A Guerra no Irã Expondo as Fragilidades das Forças Armadas Britânicas
Pressão sobre o Primeiro-Ministro Keir Starmer aumenta diante da queda das capacidades militares do Reino Unido.
A guerra no Irã tem colocado em evidência as limitações das forças armadas do Reino Unido, gerando pressão sobre o Primeiro-Ministro Keir Starmer para que cumpra suas promessas de investimento em defesa. Essa situação se agrava após anos de alertas por parte de líderes militares sobre o encolhimento das capacidades do país.
Cenário Crítico no Leste do Mediterrâneo
Em março, uma base militar britânica em Chipre foi atingida por um drone, e o Reino Unido levou três semanas para enviar um navio de guerra ao Mediterrâneo Oriental. Em contraste, França, Grécia e Itália foram rápidas, enviando seus navios de guerra para a região em poucos dias.
Essa redução na capacidade militar fez ecoar nas palavras do presidente dos Estados Unidos, Donald Trump, que desdenhou dos dois porta-aviões britânicos, classificando-os como "brinquedos". O secretário de Defesa norte-americano, Pete Hegseth, também lançou críticas à Marinha Real, referindo-se a ela como uma "grande e malvada".

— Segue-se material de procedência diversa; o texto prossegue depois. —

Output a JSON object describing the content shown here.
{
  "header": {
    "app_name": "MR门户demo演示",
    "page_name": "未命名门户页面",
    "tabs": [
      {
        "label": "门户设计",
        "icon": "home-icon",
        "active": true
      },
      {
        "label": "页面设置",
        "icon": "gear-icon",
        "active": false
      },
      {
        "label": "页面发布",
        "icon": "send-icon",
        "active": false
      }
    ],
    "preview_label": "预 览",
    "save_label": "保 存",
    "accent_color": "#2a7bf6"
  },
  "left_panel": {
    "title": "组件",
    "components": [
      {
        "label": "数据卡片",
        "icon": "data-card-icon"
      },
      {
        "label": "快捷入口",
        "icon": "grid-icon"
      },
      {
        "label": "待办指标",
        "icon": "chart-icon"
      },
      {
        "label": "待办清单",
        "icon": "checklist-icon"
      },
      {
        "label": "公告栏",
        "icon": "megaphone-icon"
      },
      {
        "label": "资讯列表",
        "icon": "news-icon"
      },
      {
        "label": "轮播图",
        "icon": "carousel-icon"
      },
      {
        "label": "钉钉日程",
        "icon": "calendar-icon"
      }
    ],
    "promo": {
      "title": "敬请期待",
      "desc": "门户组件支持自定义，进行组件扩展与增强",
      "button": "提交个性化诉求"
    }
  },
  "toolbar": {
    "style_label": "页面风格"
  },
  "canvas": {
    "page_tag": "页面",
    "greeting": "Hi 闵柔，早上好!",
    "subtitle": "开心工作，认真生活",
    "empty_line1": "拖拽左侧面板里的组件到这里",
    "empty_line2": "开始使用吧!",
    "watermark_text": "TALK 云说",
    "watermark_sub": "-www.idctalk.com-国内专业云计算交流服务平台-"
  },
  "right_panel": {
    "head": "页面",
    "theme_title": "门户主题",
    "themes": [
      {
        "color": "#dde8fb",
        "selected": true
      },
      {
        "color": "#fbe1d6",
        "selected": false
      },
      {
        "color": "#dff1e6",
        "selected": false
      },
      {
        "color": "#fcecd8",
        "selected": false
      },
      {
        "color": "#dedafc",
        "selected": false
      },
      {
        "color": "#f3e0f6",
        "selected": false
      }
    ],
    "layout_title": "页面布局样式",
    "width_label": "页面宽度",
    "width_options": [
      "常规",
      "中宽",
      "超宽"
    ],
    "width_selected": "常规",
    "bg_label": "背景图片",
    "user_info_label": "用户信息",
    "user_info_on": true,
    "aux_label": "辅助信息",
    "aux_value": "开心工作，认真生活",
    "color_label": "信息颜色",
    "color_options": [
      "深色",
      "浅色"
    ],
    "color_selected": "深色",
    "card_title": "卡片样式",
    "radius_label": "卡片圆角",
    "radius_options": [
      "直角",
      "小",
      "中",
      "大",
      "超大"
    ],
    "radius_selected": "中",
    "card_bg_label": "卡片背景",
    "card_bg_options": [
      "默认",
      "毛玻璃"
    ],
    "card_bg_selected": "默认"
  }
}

Promessas de Investimento em Defesa
Ao defender seu governo, que está no poder há quase dois anos, Starmer destacou que implementou o maior aumento contínuo no financiamento militar desde a Guerra Fria. Apesar disso, as forças armadas britânicas estão com efetivos cerca de metade do que eram naquela época, e o exército está no menor tamanho desde o início do século 19.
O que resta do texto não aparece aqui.